Politiche a confronto: l’incognita USA e la svolta tedesca
Non è chiaro se la settimana scorsa la Casa Bianca abbia seguito un approccio “rivoluzionario” o “realista”.
Decifrare il funzionamento alla base delle reazioni degli Stati Uniti è diventato ancora meno semplice la scorsa settimana. Volendo dare una lettura “rivoluzionaria” dell’Amministrazione, ora si accetterebbe qualche problema transitorio – sotto forma di un’inflazione più alta e di una crescita più lenta – come contropartita della revisione di un ordine economico globale che “non ha servito gli interessi degli Stati Uniti”. Ciò è tuttavia contraddetto da una nuova – parziale – tregua sui dazi imposti ai prodotti canadesi e messicani, nonché dalla raccomandazione di Donald Trump al DOGE di tagliare il personale federale “con il bisturi” piuttosto che con l’accetta. Tuttavia, se da un lato è possibile che l’Amministrazione stia esitando tra l’approccio “rivoluzionario” e quello “realista”, dall’altro esiste il rischio tangibile che il mercato decida semplicemente di “smettere di tirare a indovinare” e concluda che l’incertezza è semplicemente troppa e andrà ad erodere la crescita e gli utili aziendali. Il fatto che l’S&P500 non abbia apprezzato immediatamente le voci prima – e l’annuncio ufficiale poi – di una tregua sui dazi per il Canada e il Messico è sorprendente, a nostro avviso.
Berlino è sicuramente in modalità “rivoluzionaria”. Il pacchetto fiscale è una svolta per la Germania, ma l’impatto che avrà sull’Europa nel suo complesso è ancora difficile da valutare.
È a Berlino che sicuramente troviamo uno stato d’animo “rivoluzionario”. L’annuncio che la nuova coalizione cercherà di modificare il freno al debito prima che i nuovi parlamentari prendano posto nel Bundestag è stato sorprendente: il pacchetto è una svolta per l’economia tedesca.
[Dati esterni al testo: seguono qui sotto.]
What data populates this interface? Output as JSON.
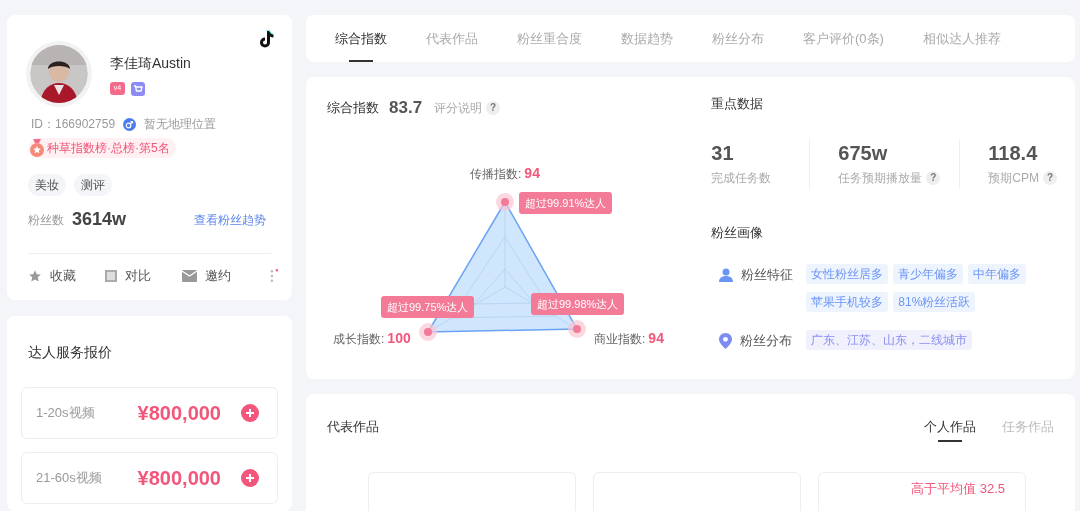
{
  "profile": {
    "name": "李佳琦Austin",
    "level_badge": "v4",
    "id": "ID：166902759",
    "location": "暂无地理位置",
    "rank": "种草指数榜·总榜·第5名",
    "tags": [
      "美妆",
      "测评"
    ],
    "fans_label": "粉丝数",
    "fans_value": "3614w",
    "fans_link": "查看粉丝趋势",
    "actions": [
      {
        "kind": "star",
        "label": "收藏"
      },
      {
        "kind": "compare",
        "label": "对比"
      },
      {
        "kind": "mail",
        "label": "邀约"
      }
    ]
  },
  "pricing": {
    "title": "达人服务报价",
    "items": [
      {
        "label": "1-20s视频",
        "price": "¥800,000"
      },
      {
        "label": "21-60s视频",
        "price": "¥800,000"
      }
    ]
  },
  "tabs": [
    {
      "label": "综合指数",
      "selected": true
    },
    {
      "label": "代表作品",
      "selected": false
    },
    {
      "label": "粉丝重合度",
      "selected": false
    },
    {
      "label": "数据趋势",
      "selected": false
    },
    {
      "label": "粉丝分布",
      "selected": false
    },
    {
      "label": "客户评价(0条)",
      "selected": false
    },
    {
      "label": "相似达人推荐",
      "selected": false
    }
  ],
  "index": {
    "title": "综合指数",
    "score": "83.7",
    "help": "评分说明",
    "help_icon": "?",
    "radar": [
      {
        "label": "传播指数:",
        "value": "94",
        "badge": "超过99.91%达人"
      },
      {
        "label": "成长指数:",
        "value": "100",
        "badge": "超过99.75%达人"
      },
      {
        "label": "商业指数:",
        "value": "94",
        "badge": "超过99.98%达人"
      }
    ]
  },
  "key_data": {
    "title": "重点数据",
    "stats": [
      {
        "value": "31",
        "label": "完成任务数"
      },
      {
        "value": "675w",
        "label": "任务预期播放量",
        "help_icon": "?"
      },
      {
        "value": "118.4",
        "label": "预期CPM",
        "help_icon": "?"
      }
    ]
  },
  "fan_portrait": {
    "title": "粉丝画像",
    "rows": [
      {
        "kind": "person",
        "label": "粉丝特征",
        "tags": [
          "女性粉丝居多",
          "青少年偏多",
          "中年偏多",
          "苹果手机较多",
          "81%粉丝活跃"
        ]
      },
      {
        "kind": "location",
        "label": "粉丝分布",
        "tags": [
          "广东、江苏、山东，二线城市"
        ]
      }
    ]
  },
  "works": {
    "title": "代表作品",
    "tabs": [
      {
        "label": "个人作品",
        "selected": true
      },
      {
        "label": "任务作品",
        "selected": false
      }
    ],
    "cards": [
      {
        "kind": "empty"
      },
      {
        "kind": "empty"
      },
      {
        "kind": "note",
        "note": "高于平均值 32.5"
      }
    ]
  }
}
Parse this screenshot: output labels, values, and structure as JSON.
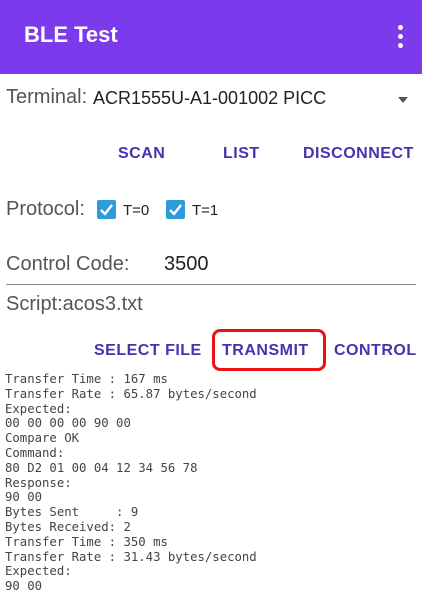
{
  "appbar": {
    "title": "BLE Test",
    "menu_icon": "more-vert-icon"
  },
  "terminal": {
    "label": "Terminal:",
    "value": "ACR1555U-A1-001002 PICC"
  },
  "connection_buttons": {
    "scan": "SCAN",
    "list": "LIST",
    "disconnect": "DISCONNECT"
  },
  "protocol": {
    "label": "Protocol:",
    "t0": {
      "label": "T=0",
      "checked": true
    },
    "t1": {
      "label": "T=1",
      "checked": true
    }
  },
  "control_code": {
    "label": "Control Code:",
    "value": "3500"
  },
  "script": {
    "label": "Script:acos3.txt"
  },
  "action_buttons": {
    "select_file": "SELECT FILE",
    "transmit": "TRANSMIT",
    "control": "CONTROL"
  },
  "colors": {
    "appbar": "#7C3AED",
    "button_text": "#4B2FB0",
    "checkbox": "#2E9BDB",
    "highlight": "#EE1111"
  },
  "log_lines": [
    "Transfer Time : 167 ms",
    "Transfer Rate : 65.87 bytes/second",
    "Expected:",
    "00 00 00 00 90 00",
    "Compare OK",
    "Command:",
    "80 D2 01 00 04 12 34 56 78",
    "Response:",
    "90 00",
    "Bytes Sent     : 9",
    "Bytes Received: 2",
    "Transfer Time : 350 ms",
    "Transfer Rate : 31.43 bytes/second",
    "Expected:",
    "90 00"
  ]
}
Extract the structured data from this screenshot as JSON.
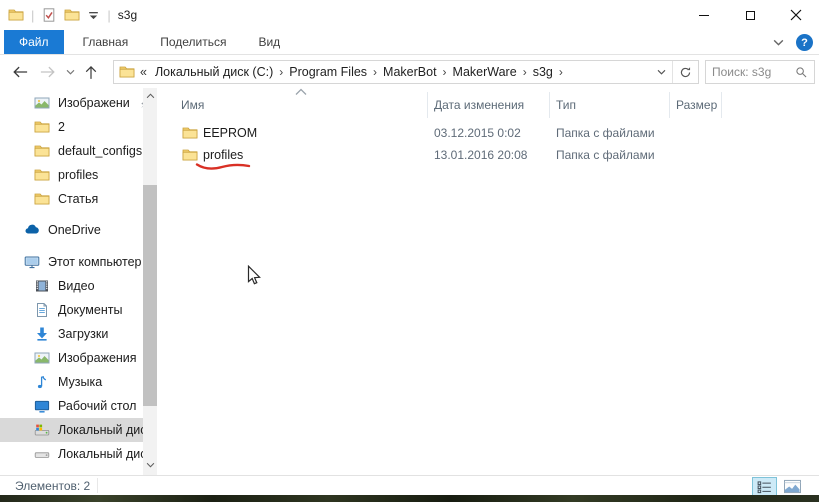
{
  "titlebar": {
    "title": "s3g"
  },
  "window_controls": {
    "icons": [
      "minimize-icon",
      "maximize-icon",
      "close-icon"
    ]
  },
  "qat_icons": [
    "app-folder-icon",
    "properties-check-icon",
    "new-folder-icon",
    "qat-customize-icon"
  ],
  "ribbon": {
    "tabs": [
      {
        "label": "Файл",
        "active": true
      },
      {
        "label": "Главная",
        "active": false
      },
      {
        "label": "Поделиться",
        "active": false
      },
      {
        "label": "Вид",
        "active": false
      }
    ],
    "help_label": "?"
  },
  "navbar": {
    "breadcrumb": {
      "prefix": "«",
      "segments": [
        "Локальный диск (C:)",
        "Program Files",
        "MakerBot",
        "MakerWare",
        "s3g"
      ],
      "separator": "›"
    },
    "search_placeholder": "Поиск: s3g"
  },
  "sidebar": {
    "items": [
      {
        "label": "Изображени",
        "icon": "picture",
        "indent": 1,
        "pinned": true,
        "selected": false,
        "gap_before": 0
      },
      {
        "label": "2",
        "icon": "folder",
        "indent": 1,
        "pinned": false,
        "selected": false,
        "gap_before": 0
      },
      {
        "label": "default_configs",
        "icon": "folder",
        "indent": 1,
        "pinned": false,
        "selected": false,
        "gap_before": 0
      },
      {
        "label": "profiles",
        "icon": "folder",
        "indent": 1,
        "pinned": false,
        "selected": false,
        "gap_before": 0
      },
      {
        "label": "Статья",
        "icon": "folder",
        "indent": 1,
        "pinned": false,
        "selected": false,
        "gap_before": 0
      },
      {
        "label": "OneDrive",
        "icon": "onedrive",
        "indent": 0,
        "pinned": false,
        "selected": false,
        "gap_before": 7
      },
      {
        "label": "Этот компьютер",
        "icon": "computer",
        "indent": 0,
        "pinned": false,
        "selected": false,
        "gap_before": 8
      },
      {
        "label": "Видео",
        "icon": "video",
        "indent": 1,
        "pinned": false,
        "selected": false,
        "gap_before": 0
      },
      {
        "label": "Документы",
        "icon": "document",
        "indent": 1,
        "pinned": false,
        "selected": false,
        "gap_before": 0
      },
      {
        "label": "Загрузки",
        "icon": "download",
        "indent": 1,
        "pinned": false,
        "selected": false,
        "gap_before": 0
      },
      {
        "label": "Изображения",
        "icon": "picture",
        "indent": 1,
        "pinned": false,
        "selected": false,
        "gap_before": 0
      },
      {
        "label": "Музыка",
        "icon": "music",
        "indent": 1,
        "pinned": false,
        "selected": false,
        "gap_before": 0
      },
      {
        "label": "Рабочий стол",
        "icon": "desktop",
        "indent": 1,
        "pinned": false,
        "selected": false,
        "gap_before": 0
      },
      {
        "label": "Локальный дис",
        "icon": "drive-system",
        "indent": 1,
        "pinned": false,
        "selected": true,
        "gap_before": 0
      },
      {
        "label": "Локальный дис",
        "icon": "drive",
        "indent": 1,
        "pinned": false,
        "selected": false,
        "gap_before": 0
      }
    ]
  },
  "main": {
    "sort_column": "Имя",
    "columns": [
      "Имя",
      "Дата изменения",
      "Тип",
      "Размер"
    ],
    "rows": [
      {
        "name": "EEPROM",
        "modified": "03.12.2015 0:02",
        "type": "Папка с файлами",
        "size": "",
        "underlined": false
      },
      {
        "name": "profiles",
        "modified": "13.01.2016 20:08",
        "type": "Папка с файлами",
        "size": "",
        "underlined": true
      }
    ]
  },
  "statusbar": {
    "items_count": "Элементов: 2"
  },
  "view_toggles": {
    "icons": [
      "details-view-icon",
      "thumbnails-view-icon"
    ],
    "selected": "details-view-icon"
  },
  "colors": {
    "accent": "#1a7ad4",
    "folder_yellow": "#f3cf70",
    "underline_red": "#d93025",
    "selection_gray": "#d9d9d9",
    "help_blue": "#1a73c7"
  }
}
Sebbene sia innegabilmente positivo per l’Europa nel suo complesso, in questa fase è tuttavia difficile farsi un’idea dell’entità del miglioramento che ne conseguirà – che dipenderà dalla percentuale di importazioni relative agli sforzi nel settore difesa, se l’Unione Europea riuscirà a far passare più emissioni congiunte e/o se i governi nazionali sceglieranno di utilizzare il margine di spesa offerto dalla riforma della sorveglianza fiscale dell’Ue proposta dalla Commissione.
La Bce deve riuscire a districarsi tra il rischio negativo (dazi USA) e quello positivo (posizione fiscale di supporto)
La Banca Centrale Europea deve ora affrontare due rischi opposti: sul fronte negativo, la possibilità ancora molto concreta che gli Stati Uniti impongano dazi sui prodotti europei. Sul fronte positivo, la possibilità che la nuova posizione fiscale della Germania – e forse anche di altri Paesi – aumenti la crescita e l’inflazione. Siamo ancora propensi a pensare che la Bce dovrà scendere al di sotto del 2%, perché anche se è probabile che l’impatto dei dazi arrivi più rapidamente di quello della svolta fiscale, la scelta si è fatta più difficile.